La poesía de Jacques Prévert, puesta en música por Joseph Kosma, es el primer punto de interés de la grabación. Transcurridos casi treinta años después de su muerte, los textos de Prévert mantienen todo su encanto. Es difícil permanecer insensible ante su ironía, su terrible ingenio y, sobre todo, ante su sabia ternura. Leerlos es un placer, que no se altera en las versiones musicadas por Kosma, con quien colaboró artísticamente a lo largo de varios años. El disco reúne más de dos decenas de poesías, incluyendo algunas muy conocidas como Et puis après… (que da título al CD), Le jardin o L’enfance.

Después, tenemos un pianista, Marcus Pride, que sabe acompañar con sensibilidad a los cantantes. Las canciones de Prévert han sido muchas veces grabadas con arreglos instrumentales espantosos, testimonios de las modas sonoras de la música popular de cada época. Con acompañamiento sólo pianístico, las mismas canciones ganan en austeridad y elegancia, en este caso, gracias también al mencionado Marcus Pride y al particular color del Pleyel de 1928 elegido para este registro.

Hay, además, un cantante, Arnaud Marzorati, que, evidentemente, domina su voz, jugando con los excesos expresivos y teatrales que permiten estas canciones.
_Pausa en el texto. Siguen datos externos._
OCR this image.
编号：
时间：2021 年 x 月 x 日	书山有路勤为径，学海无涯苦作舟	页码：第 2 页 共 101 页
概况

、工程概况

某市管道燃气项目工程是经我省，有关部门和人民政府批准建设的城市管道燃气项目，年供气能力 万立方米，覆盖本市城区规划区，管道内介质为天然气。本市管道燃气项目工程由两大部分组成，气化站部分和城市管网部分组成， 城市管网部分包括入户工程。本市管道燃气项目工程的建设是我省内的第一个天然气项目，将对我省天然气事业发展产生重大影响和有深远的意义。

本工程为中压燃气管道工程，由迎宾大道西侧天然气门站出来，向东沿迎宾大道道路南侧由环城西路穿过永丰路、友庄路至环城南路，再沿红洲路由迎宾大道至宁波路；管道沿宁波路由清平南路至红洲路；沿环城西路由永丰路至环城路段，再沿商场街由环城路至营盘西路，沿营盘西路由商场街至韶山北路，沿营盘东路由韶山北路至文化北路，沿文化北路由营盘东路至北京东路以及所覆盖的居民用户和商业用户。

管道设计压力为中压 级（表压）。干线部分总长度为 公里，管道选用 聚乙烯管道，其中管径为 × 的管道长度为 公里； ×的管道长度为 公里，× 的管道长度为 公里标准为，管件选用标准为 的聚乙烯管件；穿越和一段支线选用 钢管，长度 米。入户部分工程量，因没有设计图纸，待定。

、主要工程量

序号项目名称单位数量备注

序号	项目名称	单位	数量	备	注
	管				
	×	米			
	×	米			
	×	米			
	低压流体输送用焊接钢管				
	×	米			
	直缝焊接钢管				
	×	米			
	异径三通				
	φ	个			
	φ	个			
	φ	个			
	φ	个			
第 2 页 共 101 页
Escucharlo en canciones como Les bruits de la nui, La belle saison, La pêche à la baleine o La fable te deja con una sonrisa en los labios o con el corazón encogido, conforme el texto.

Tampoco tengo nada que objetar al folleto que acompaña al CD, con información pertinente sobre los autores y diseño gráfico basado en ilustraciones del surrealista Félicien Rops.
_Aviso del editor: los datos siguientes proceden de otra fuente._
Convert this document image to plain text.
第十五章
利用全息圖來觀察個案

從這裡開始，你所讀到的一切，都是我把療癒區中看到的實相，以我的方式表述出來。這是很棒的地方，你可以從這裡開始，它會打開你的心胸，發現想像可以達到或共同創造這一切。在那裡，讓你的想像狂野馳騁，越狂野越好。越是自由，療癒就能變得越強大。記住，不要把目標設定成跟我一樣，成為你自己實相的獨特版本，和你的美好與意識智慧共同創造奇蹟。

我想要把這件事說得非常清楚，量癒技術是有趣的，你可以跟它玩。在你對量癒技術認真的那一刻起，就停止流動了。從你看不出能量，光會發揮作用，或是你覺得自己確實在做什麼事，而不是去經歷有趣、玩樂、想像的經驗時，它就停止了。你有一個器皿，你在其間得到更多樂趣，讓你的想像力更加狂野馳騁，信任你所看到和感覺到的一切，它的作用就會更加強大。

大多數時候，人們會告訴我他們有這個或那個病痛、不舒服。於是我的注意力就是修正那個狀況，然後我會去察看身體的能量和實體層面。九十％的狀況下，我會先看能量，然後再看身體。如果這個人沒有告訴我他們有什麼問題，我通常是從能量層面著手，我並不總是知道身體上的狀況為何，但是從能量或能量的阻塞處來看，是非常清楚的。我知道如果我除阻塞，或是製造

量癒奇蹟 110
Entonces, se preguntarán, ¿cuál es el problema? Es el típico de las cantantes líricas de calidad mediana que se ponen a interpretar piezas inmortalizadas –perdonen el exceso– por iconos de la cultura popular como Juliette Gréco o Yves Montand. El caso es que Gersende Florens tiene indudables dotes teatrales, demostradas, por ejemplo, en el intermedio En famille, que no es cantado. Pero no es capaz de controlar su voz para ponerla al servicio de estas canciones (sobre todo cuando exigen una cierta contención emocional), además de demostrar algunos pequeños defectos e inseguridades vocales evidentes. Cuando antes he citado a Juliette Gréco y a Yves Montand no lo he hecho de forma gratuita: por ejemplo, en Et puis après… o en Le jardin, los prefiero, sin duda, a ellos.